Boneyard Tools

Covariance vs correlation

How covariance and correlation relate, why one has units and the other does not, and when to reach for each when comparing two variables.

They share the same core

Covariance and the Pearson correlation coefficient both start from the same quantity: the sum of the products of each variable's deviations from its mean. Covariance stops there, dividing that sum by n or n minus 1 to get an average product of deviations. Correlation goes one step further and divides the covariance by the product of the two standard deviations. So correlation is simply a rescaled covariance, which is why the sign of the two always agrees. If covariance is positive, correlation is positive; if one is zero, so is the other.

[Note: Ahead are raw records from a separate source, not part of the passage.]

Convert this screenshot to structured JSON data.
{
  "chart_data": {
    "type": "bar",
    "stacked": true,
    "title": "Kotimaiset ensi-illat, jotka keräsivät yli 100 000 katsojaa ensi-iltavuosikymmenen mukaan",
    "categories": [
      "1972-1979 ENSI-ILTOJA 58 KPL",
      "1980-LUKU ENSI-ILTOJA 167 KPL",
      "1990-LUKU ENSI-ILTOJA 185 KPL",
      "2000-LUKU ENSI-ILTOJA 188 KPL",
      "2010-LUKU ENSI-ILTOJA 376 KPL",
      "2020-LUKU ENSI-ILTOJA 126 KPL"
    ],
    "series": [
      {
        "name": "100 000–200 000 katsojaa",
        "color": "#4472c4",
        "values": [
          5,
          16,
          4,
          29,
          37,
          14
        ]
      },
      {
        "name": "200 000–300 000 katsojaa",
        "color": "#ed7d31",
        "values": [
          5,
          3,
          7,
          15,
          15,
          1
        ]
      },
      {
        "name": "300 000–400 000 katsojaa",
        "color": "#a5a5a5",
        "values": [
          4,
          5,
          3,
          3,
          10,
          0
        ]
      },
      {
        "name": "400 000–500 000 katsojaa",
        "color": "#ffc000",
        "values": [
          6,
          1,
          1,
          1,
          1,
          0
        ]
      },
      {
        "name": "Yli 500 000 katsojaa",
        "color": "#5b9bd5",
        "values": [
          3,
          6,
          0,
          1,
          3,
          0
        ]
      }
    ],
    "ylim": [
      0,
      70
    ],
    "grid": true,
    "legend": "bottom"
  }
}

Units are the key difference

Covariance carries the units of both variables multiplied together. If x is in dollars and y is in hours, the covariance is in dollar-hours, a quantity that is hard to interpret on its own. That also makes covariance sensitive to scale: measure the same data in cents instead of dollars and the covariance jumps a hundredfold even though the relationship is unchanged. Correlation strips the units away by dividing by the standard deviations, leaving a pure number between -1 and 1 that means the same thing regardless of how you scaled the inputs.

When to use each

Reach for covariance when the scale matters and you plan to feed it into further math, such as a covariance matrix, portfolio variance, or the slope of a linear regression, which is the covariance of x and y divided by the variance of x. Reach for correlation when you want to compare the strength of relationships across different pairs of variables, because its fixed -1 to 1 range makes those comparisons fair. A covariance of 500 sounds large but could reflect a weak link between big numbers, while a correlation of 0.9 always signals a strong one.

What neither one proves

Both measures capture only the linear part of a relationship, so a strong curved pattern can produce a covariance and correlation near zero even though the variables are tightly linked. They are also both sensitive to outliers, since a single extreme pair can dominate the sum of products. And critically, neither implies causation: two variables can move together because one drives the other, because a third factor drives both, or by pure coincidence. Treat a nonzero covariance as a prompt to investigate, not as proof of a cause.

Frequently asked questions

Can I get correlation from covariance?

Yes. Divide the covariance by the product of the two standard deviations, using the sample versions of both, and you get the Pearson correlation coefficient, a unitless value between -1 and 1.

Why does correlation stay between -1 and 1 but covariance does not?

Correlation divides out the standard deviations, which bounds it by the Cauchy-Schwarz inequality. Covariance keeps the raw units and scale, so its magnitude can be any size.